Here is an example of the single-process one, `create_tf_dataset`:

```py
import itertools
from datatap import Api
from datatap.tf import create_dataset

api = Api()
dataset = api.get_default_database().get_dataset_list()[0]
latest_version = dataset.latest_version

dataset = create_dataset(latest_version, "training", num_workers = 4)
for (_image, bounding_boxes, labels) in itertools.islice(dataset, 3):
    print(bounding_boxes, labels)
```
"""

from .dataset import create_dataset, create_multi_worker_dataset

__all__ = [
    "create_dataset",
    "create_multi_worker_dataset",
]

Sub-modules

datatap.tf.dataset

Functions

def create_dataset(dataset: Dataset, split: str, input_class_mapping: Optional[Dict[str, int]] = None, num_workers: int = 24, input_context: Optional[tf.distribute.InputContext] = None)

Creates a tensorflow Dataset object that will load a specified split of version.

This function handles the necessary Dataset operations to parallelize the loading operation.

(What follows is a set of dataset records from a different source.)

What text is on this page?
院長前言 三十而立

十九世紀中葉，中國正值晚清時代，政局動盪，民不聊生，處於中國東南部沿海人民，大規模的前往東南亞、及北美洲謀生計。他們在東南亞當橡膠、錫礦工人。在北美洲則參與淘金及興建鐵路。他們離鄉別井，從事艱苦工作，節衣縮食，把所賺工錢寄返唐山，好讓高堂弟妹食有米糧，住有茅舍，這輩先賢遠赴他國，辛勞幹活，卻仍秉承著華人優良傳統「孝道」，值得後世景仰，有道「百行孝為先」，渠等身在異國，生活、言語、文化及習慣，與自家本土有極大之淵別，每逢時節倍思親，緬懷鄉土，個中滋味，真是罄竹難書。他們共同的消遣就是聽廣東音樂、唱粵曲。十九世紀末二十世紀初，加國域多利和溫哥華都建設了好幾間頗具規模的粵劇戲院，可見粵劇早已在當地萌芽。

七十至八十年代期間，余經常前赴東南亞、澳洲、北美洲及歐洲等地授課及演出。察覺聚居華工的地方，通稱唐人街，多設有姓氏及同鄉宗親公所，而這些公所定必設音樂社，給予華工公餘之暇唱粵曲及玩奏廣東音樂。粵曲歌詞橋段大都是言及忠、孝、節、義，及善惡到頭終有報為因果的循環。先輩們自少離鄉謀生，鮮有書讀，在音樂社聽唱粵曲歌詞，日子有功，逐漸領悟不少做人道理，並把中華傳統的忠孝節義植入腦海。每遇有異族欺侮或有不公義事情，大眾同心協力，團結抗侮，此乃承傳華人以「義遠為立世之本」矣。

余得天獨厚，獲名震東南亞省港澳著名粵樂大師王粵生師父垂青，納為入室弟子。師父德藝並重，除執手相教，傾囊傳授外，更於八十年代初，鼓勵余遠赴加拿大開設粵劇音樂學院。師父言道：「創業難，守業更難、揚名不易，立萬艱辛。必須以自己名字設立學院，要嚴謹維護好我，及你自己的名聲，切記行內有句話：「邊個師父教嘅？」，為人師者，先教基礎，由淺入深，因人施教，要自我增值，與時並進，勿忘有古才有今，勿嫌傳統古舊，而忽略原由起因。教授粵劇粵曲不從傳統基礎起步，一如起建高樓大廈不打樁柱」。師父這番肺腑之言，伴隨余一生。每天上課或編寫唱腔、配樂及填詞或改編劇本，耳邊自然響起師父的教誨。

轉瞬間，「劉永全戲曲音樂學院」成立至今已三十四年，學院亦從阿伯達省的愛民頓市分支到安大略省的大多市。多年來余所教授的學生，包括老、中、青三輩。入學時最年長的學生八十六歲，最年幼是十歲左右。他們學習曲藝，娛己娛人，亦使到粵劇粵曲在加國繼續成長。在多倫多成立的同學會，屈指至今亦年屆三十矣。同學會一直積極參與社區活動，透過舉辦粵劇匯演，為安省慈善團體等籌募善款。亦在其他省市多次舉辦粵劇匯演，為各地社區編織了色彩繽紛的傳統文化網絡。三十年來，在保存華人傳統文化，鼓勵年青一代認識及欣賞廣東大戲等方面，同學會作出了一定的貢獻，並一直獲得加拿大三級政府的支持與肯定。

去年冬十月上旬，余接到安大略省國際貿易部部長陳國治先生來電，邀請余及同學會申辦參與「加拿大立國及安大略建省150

Since image loading can be slow, it is recommended to have num_workers set to a value greater than 1. By default, it will try to load one image per CPU.

If you intend to use the dataset across multiple processes or computers, consider using create_tf_multi_worker_dataset instead.

Expand source code
def create_dataset(
        dataset: Dataset,
        split: str,
        input_class_mapping: Optional[Dict[str, int]] = None,
        num_workers: int = cpu_count() or 1,
        input_context: Optional[tf.distribute.InputContext] = None
):
    """
    Creates a tensorflow `Dataset` object that will load a specified split of `version`.

    This function handles the necessary `Dataset` operations to parallelize the loading
    operation. Since image loading can be slow, it is recommended to have `num_workers`
    set to a value greater than 1. By default, it will try to load one image per CPU.

    If you intend to use the dataset across multiple processes or computers, consider
    using `create_tf_multi_worker_dataset` instead.
    """
    class_mapping = _get_class_mapping(dataset, input_class_mapping)

    def gen():
        worker_id = input_context.input_pipeline_id if input_context is not None else 0
        num_workers = input_context.num_input_pipelines if input_context is not None else 1

        for droplet in dataset.stream_split(split, worker_id, num_workers):
            image_url = tf.constant(droplet.image.paths[0])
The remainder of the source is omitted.